На следующее утро к графу почти полностью вернулось доброе расположение духа. Он поднялся рано – в девять часов – и плотно позавтракал на свежем воздухе в тени брезентового навеса вместе со своими офицерами, после чего, уже с заднего сиденья «роллс-ройса», воздев руку с указующим перстом, отдал приказ двигаться дальше.

По-прежнему находясь в середине колонны, «роллс-ройс» с развевающимися флажками и сверкающим на солнце штандартом, продвигался вперед, и даже утратившему всякие иллюзии майору стало казаться, что дневной переход пройдет благополучно.

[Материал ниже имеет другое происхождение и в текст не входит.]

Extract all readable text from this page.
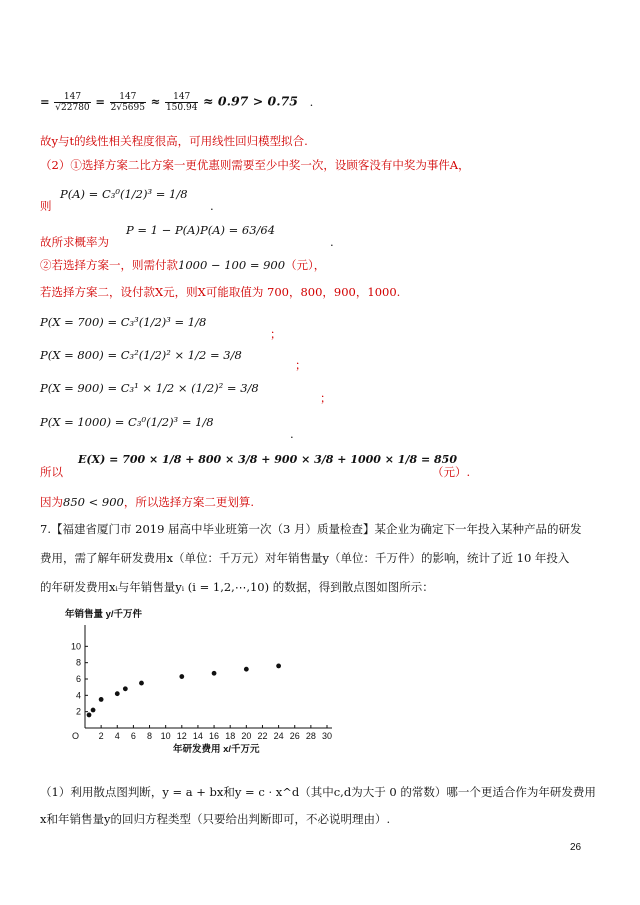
= $\frac{147}{√22780} = \frac{147}{2√5695} \approx \frac{147}{150.94} \approx 0.97 > 0.75$ .
故y与t的线性相关程度很高，可用线性回归模型拟合.
（2）①选择方案二比方案一更优惠则需要至少中奖一次，设顾客没有中奖为事件A，
P(A) = C₃⁰(1/2)³ = 1/8
则	.
P = 1 − P(A)P(A) = 63/64
故所求概率为	.
②若选择方案一，则需付款1000 − 100 = 900（元），
若选择方案二，设付款X元，则X可能取值为 700，800，900，1000.
P(X = 700) = C₃³(1/2)³ = 1/8
；
P(X = 800) = C₃²(1/2)² × 1/2 = 3/8
；
P(X = 900) = C₃¹ × 1/2 × (1/2)² = 3/8
；
P(X = 1000) = C₃⁰(1/2)³ = 1/8
.
E(X) = 700 × 1/8 + 800 × 3/8 + 900 × 3/8 + 1000 × 1/8 = 850
所以	（元）.
因为850 < 900，所以选择方案二更划算.
7.【福建省厦门市 2019 届高中毕业班第一次（3 月）质量检查】某企业为确定下一年投入某种产品的研发
费用，需了解年研发费用x（单位：千万元）对年销售量y（单位：千万件）的影响，统计了近 10 年投入
的年研发费用xᵢ与年销售量yᵢ (i = 1,2,⋯,10) 的数据，得到散点图如图所示：
年销售量 y/千万件
O 2 4 6 8 10 12 14 16 18 20 22 24 26 28 30
2
4
6
8
10
年研发费用 x/千万元
（1）利用散点图判断，y = a + bx和y = c · x^d（其中c,d为大于 0 的常数）哪一个更适合作为年研发费用
x和年销售量y的回归方程类型（只要给出判断即可，不必说明理由）.
26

Волнистая, поросшая травою земля под колесами автомобилей незаметно уходила назад, и голубизна тянувшихся справа гор постепенно сливалась с более яркой голубизной неба. Пустыня приближалась исподволь, будто стремилась усыпить бдительность не слишком наблюдательного путешественника. По мере того как они продвигались вперед, промежутки между унылыми акациями все увеличивались, сами деревья становились все более чахлыми, колючими, перекрученными, пока не исчезли совсем, уступив место терновнику, серому, низкорослому, ужасно колючему. На растрескавшейся, иссохшей земле там и сям попадались верблюжьи колючки. Равнина была такой плоской, лишенной каких бы то ни было примет, что создавалось впечатление, будто она имеет форму блюдца, только по краям приподнимаясь к небу.

Дорога через эти дикие места напоминала след когтей, оставленный хищником на красной земной плоти. Колеи были так глубоки, что «роллс-ройс» постоянно царапал днищем по земле. Тончайшая красная пыль туманом висела в воздухе еще долго после того, как колонна скрывалась из виду. Полковнику было скучно и неловко. Даже ему становилось все яснее, что в пустыне не прячутся дикие орды, – и к нему вернулись храбрость и нетерпение.

– Обгони-ка колонну, – приказал он Джузеппе.

«Роллс-ройс» рванул вперед, обогнал передние машины. Проезжая мимо свирепо ворчавшего что-то Кастелани, граф весело его приветствовал.

Когда двумя часами позже Кастелани нагнал своего командира, он стоял на раскаленном капоте «роллс-ройса» и, вглядываясь через бинокль в горизонт, нетерпеливо приплясывал и поторапливал Джино, который доставал из кожаного футляра спортивный «манлихер» калибра 9, 3 миллиметра. Приклад и ложе этого оружия были сделаны из выдержанного орехового дерева, а вороненая сталь инкрустирована двадцатью четырьмя каратами золота: инкрустация изображала сцены из охотничьей жизни – кабана, оленя, охотников верхом и лающих гончих. Это был шедевр оружейного искусства.